Back when I worked at Scholastic, I remember talking to some of the guys on the Grolier Interactive team.  They were running an application that would go through the encyclopedia and verify links and give a comprehensive report ... obviously something like this is needed when you've got a commercial product; it would reflect poorly on the company to have a lot of broken links in the shipping product.

These days, tools like this are pretty common but I decided to write my own.  Really, all I wanted was a way to crawl my site and look for bad or broken links.  I added some simple reporting to show a link tree, response times, external links, and errors.  I haven't put the polish on it yet (meaning, tightening up the code and documenting it) so I won't release the source for at least a few more days.  I also wanted to see if there'd be any early adopters who'd give it a try and see if they have any problems (*nudge* *nudge*).

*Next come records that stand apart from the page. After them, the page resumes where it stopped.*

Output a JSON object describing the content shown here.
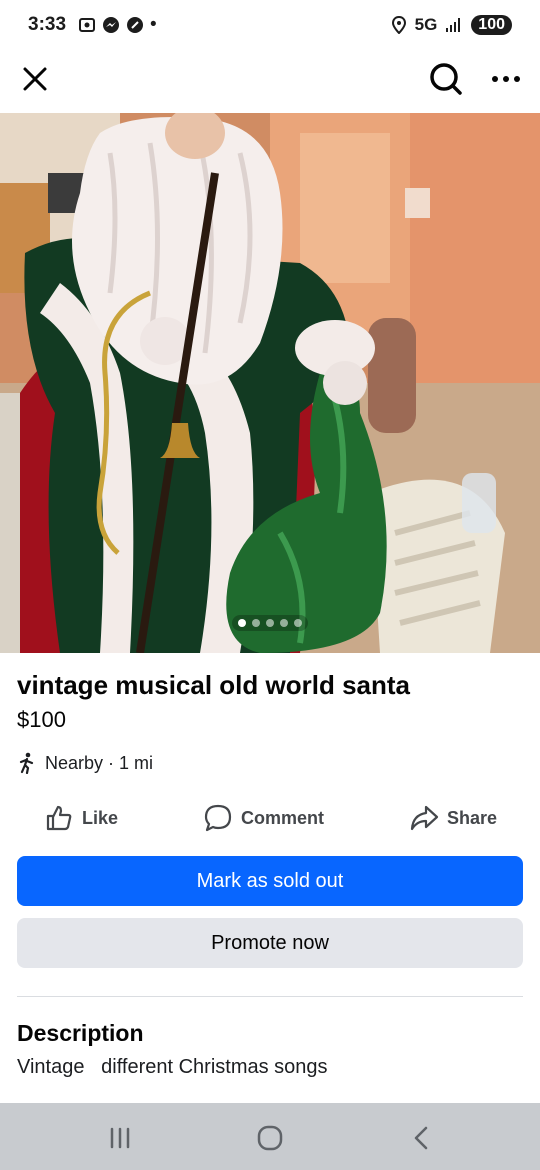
{
  "status_bar": {
    "time": "3:33",
    "network": "5G",
    "battery": "100"
  },
  "listing": {
    "title": "vintage musical old world santa",
    "price": "$100",
    "distance": "Nearby · 1 mi",
    "photo_count": 5,
    "active_photo_index": 0
  },
  "actions": {
    "like": "Like",
    "comment": "Comment",
    "share": "Share"
  },
  "buttons": {
    "mark_sold": "Mark as sold out",
    "promote": "Promote now"
  },
  "description": {
    "heading": "Description",
    "text": "Vintage   different Christmas songs"
  },
  "colors": {
    "primary": "#0866ff",
    "secondary_button": "#e4e6eb",
    "nav_bar": "#c8cbcf"
  }
}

You can download it here: StructureTooBig SiteSpider (requires .NET Framework 2.0)

The SiteSpider is smart enough not to get caught in circular references -- but a word of warning: if you point this thing at a monster site, it's pretty easy to do the math and see that 5 or 6 levels deep may mean a crawling tens of thousands of links.  There's a bunch of settings that are adjustable, including the Max Crawl Depth.   The current status (total links, current depth, and number of links queued) is displayed in the bottom left of the window.

There's a few design considerations I'm still thinking about -- I'm currently keeping the response text with the link, but may remove this for performance reasons.  I'm also considering multithreading the worker process, but this generally rubs website owners the wrong way. 

This tool can also be used to preload the cache of a website, allowing the site to warm up before being put under load.

More info to come, and the usual "use at your own risk" disclaimer applies.